All of this to say, I don’t know if I truly want to move to Ireland (or Canada, or New Zealand, or fill-in-the-blank place far from here), but it’s not not on my mind. I go back and forth daily between wanting to flee before we get past the point of no return and wanting to stay here fight like hell. I mean, the National Parks System? NOAA? The National Institutes of Health? I met someone last week who works in medical research for diabetes at the University of Washington who doesn’t know if she’ll have a job next month because her work is funded by the NIH. The list of public services and Americans’ jobs that are now at risk goes on and on. But at least the billionaires can get a tax break! Meanwhile I haven’t bought eggs at Fred Meyer in months and I just got a thousand dollar medical bill for a still untreated problem with my hip and knee that started last April! I know that the responsible thing is to use my place of privilege to stand up for what I believe in. But running away is also a very tempting option.
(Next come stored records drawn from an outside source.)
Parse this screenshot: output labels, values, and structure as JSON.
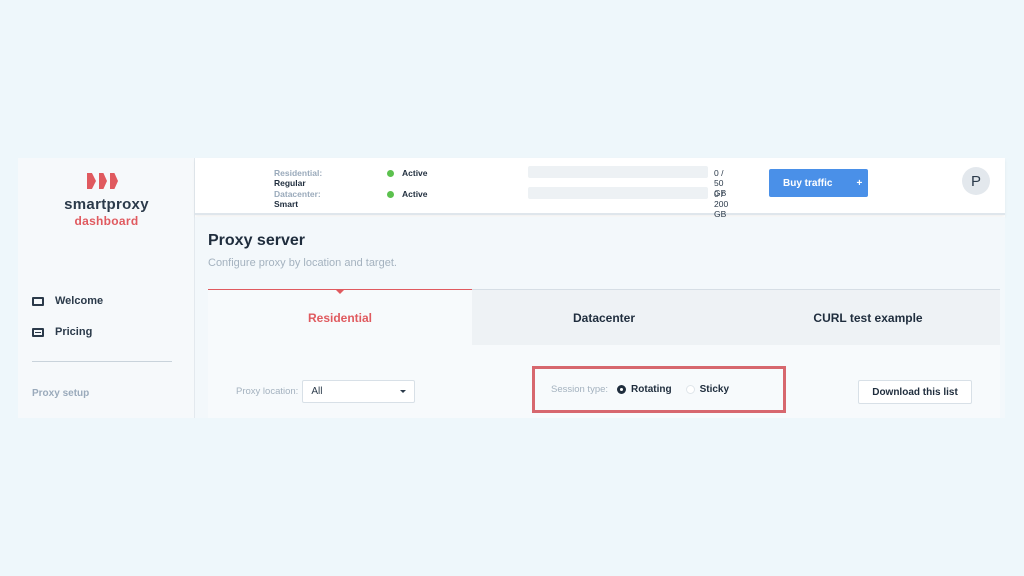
{
  "brand": {
    "name": "smartproxy",
    "subtitle": "dashboard",
    "accent": "#e05a5f"
  },
  "sidebar": {
    "items": [
      {
        "label": "Welcome",
        "icon": "monitor-icon"
      },
      {
        "label": "Pricing",
        "icon": "credit-card-icon"
      }
    ],
    "section_label": "Proxy setup"
  },
  "topbar": {
    "plans": [
      {
        "label": "Residential:",
        "plan": "Regular",
        "status": "Active",
        "usage": "0 / 50 GB"
      },
      {
        "label": "Datacenter:",
        "plan": "Smart",
        "status": "Active",
        "usage": "0 / 200 GB"
      }
    ],
    "buy_button": "Buy traffic",
    "buy_icon": "+",
    "avatar_initial": "P",
    "status_color": "#5cc14e",
    "button_color": "#4a90e8"
  },
  "main": {
    "title": "Proxy server",
    "subtitle": "Configure proxy by location and target.",
    "tabs": [
      {
        "label": "Residential",
        "active": true
      },
      {
        "label": "Datacenter",
        "active": false
      },
      {
        "label": "CURL test example",
        "active": false
      }
    ],
    "proxy_location": {
      "label": "Proxy location:",
      "value": "All"
    },
    "session_type": {
      "label": "Session type:",
      "options": [
        "Rotating",
        "Sticky"
      ],
      "selected": "Rotating"
    },
    "download_button": "Download this list"
  }
}
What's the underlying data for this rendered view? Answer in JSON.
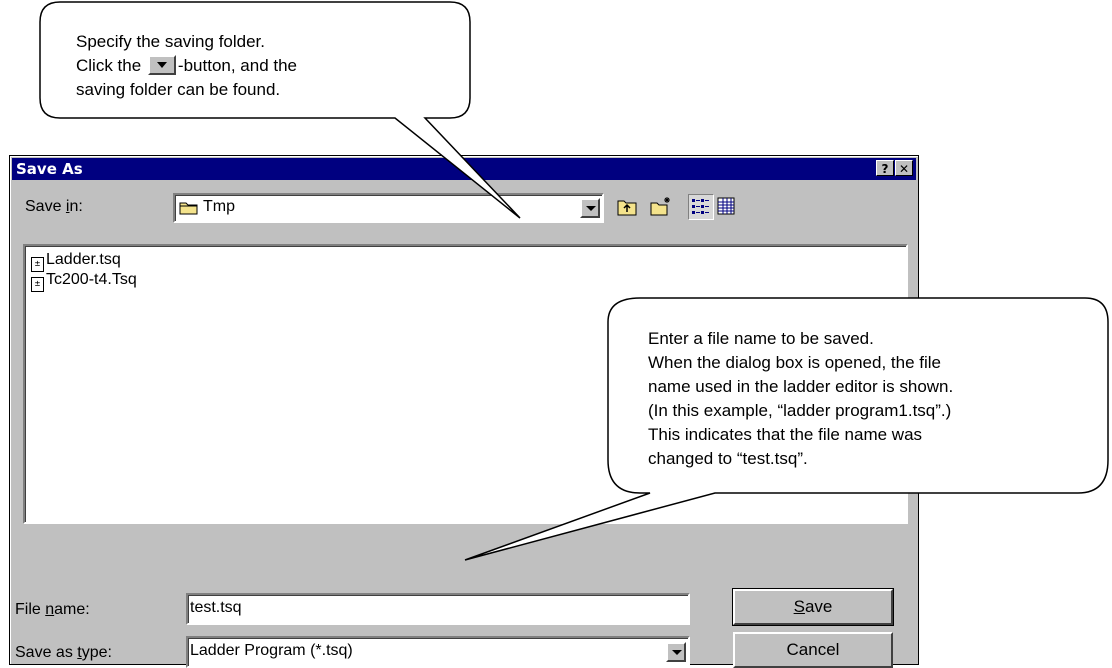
{
  "dialog": {
    "title": "Save As",
    "help_button": "?",
    "close_button": "✕",
    "save_in_label_prefix": "Save ",
    "save_in_label_mnemonic": "i",
    "save_in_label_suffix": "n:",
    "save_in_value": "Tmp",
    "files": [
      {
        "name": "Ladder.tsq"
      },
      {
        "name": "Tc200-t4.Tsq"
      }
    ],
    "file_name_label_prefix": "File ",
    "file_name_label_mnemonic": "n",
    "file_name_label_suffix": "ame:",
    "file_name_value": "test.tsq",
    "save_as_type_label_prefix": "Save as ",
    "save_as_type_label_mnemonic": "t",
    "save_as_type_label_suffix": "ype:",
    "save_as_type_value": "Ladder Program (*.tsq)",
    "save_button_mnemonic": "S",
    "save_button_rest": "ave",
    "cancel_button": "Cancel",
    "toolbar_icons": [
      "up-folder-icon",
      "new-folder-icon",
      "list-view-icon",
      "details-view-icon"
    ]
  },
  "callout_top": {
    "line1": "Specify the saving folder.",
    "line2_before": "Click the",
    "line2_after": "-button, and the",
    "line3": "saving folder can be found."
  },
  "callout_right": {
    "lines": [
      "Enter a file name to be saved.",
      "When the dialog box is opened, the file",
      "name used in the ladder editor is shown.",
      "(In this example, “ladder program1.tsq”.)",
      "This indicates that the file name was",
      "changed to “test.tsq”."
    ]
  },
  "colors": {
    "title_bar": "#000080",
    "dialog_face": "#c0c0c0"
  }
}
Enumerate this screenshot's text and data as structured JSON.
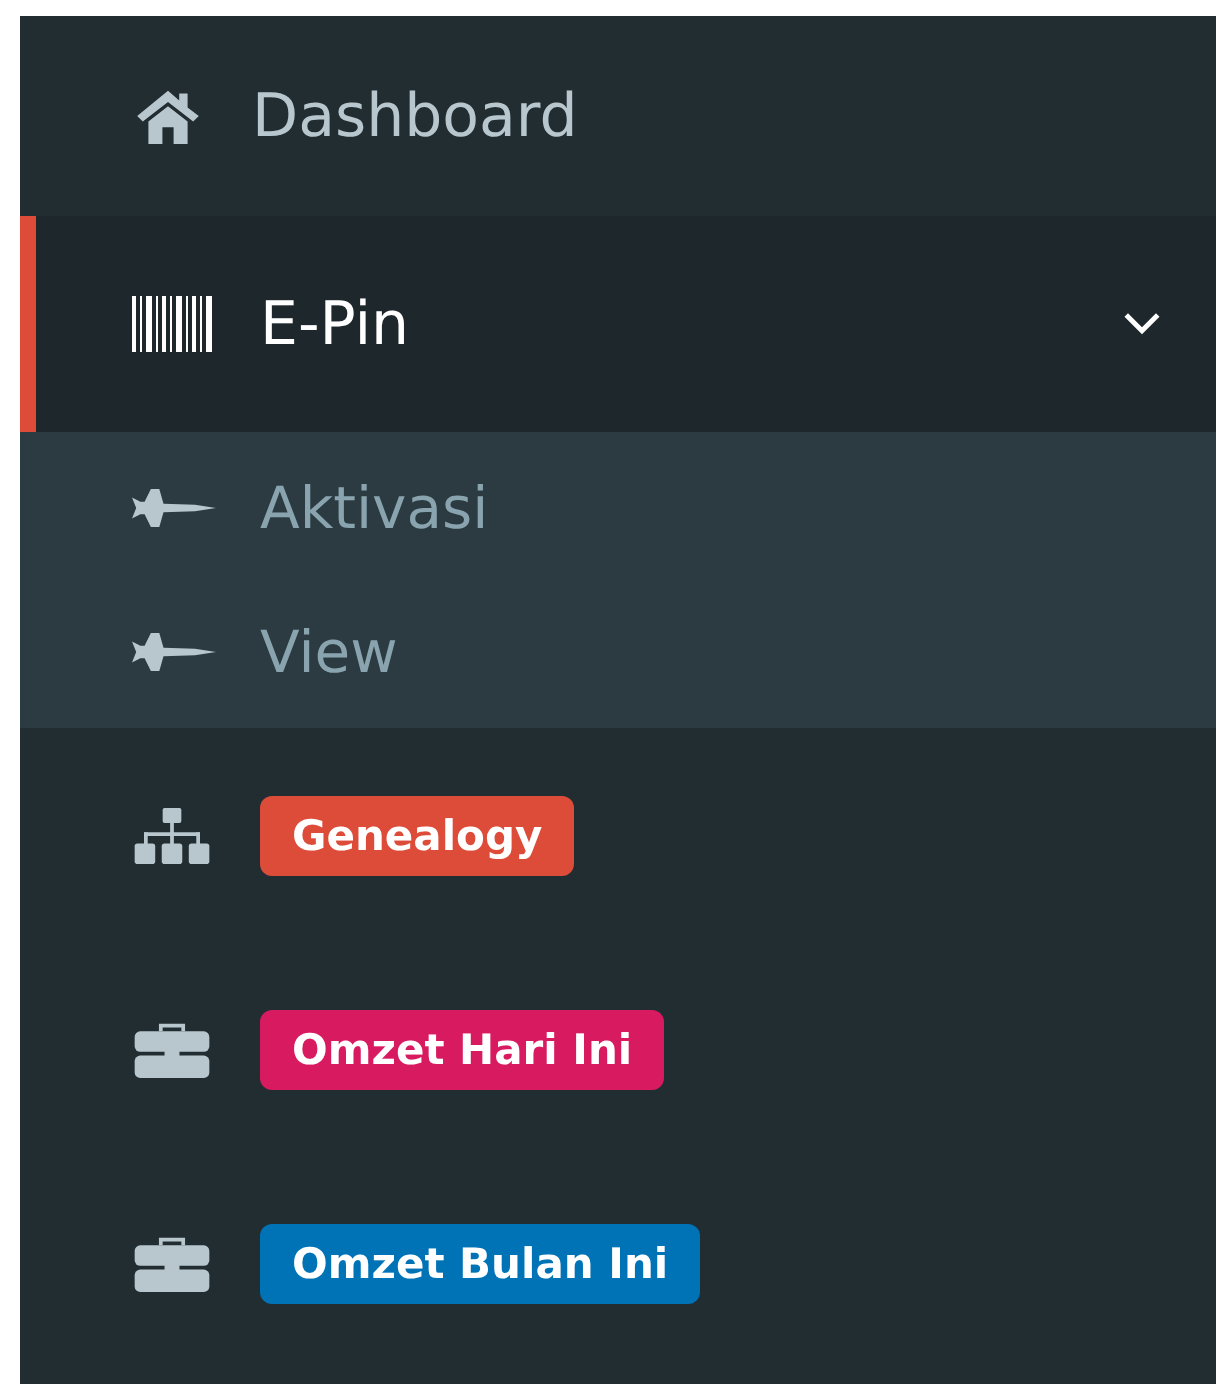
{
  "menu": [
    {
      "kind": "link",
      "label": "Dashboard",
      "selected": false
    },
    {
      "kind": "tree",
      "label": "E-Pin",
      "selected": true,
      "expanded": true,
      "children": [
        {
          "label": "Aktivasi",
          "selected": false
        },
        {
          "label": "View",
          "selected": false
        }
      ]
    },
    {
      "kind": "badge",
      "label": "Genealogy",
      "selected": false,
      "color": "#dd4b39"
    },
    {
      "kind": "badge",
      "label": "Omzet Hari Ini",
      "selected": false,
      "color": "#d81b60"
    },
    {
      "kind": "badge",
      "label": "Omzet Bulan Ini",
      "selected": false,
      "color": "#0073b7"
    }
  ]
}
Despite that, I’m grateful for the communities that I’m part of to help through what I know will be a tumultuous four years. I’ve been incredibly happy with my work life now that I’ve broken away from social media marketing as a service, which is making the horrors a bit less horrible. I am truly hopeful that we can all reach out across party lines to stand up against a government that is not looking out for our best interests. I’m both grieving and hoping for a better tomorrow. And I’ll keep spreading my peach preserves on my toast and fighting to make this place better.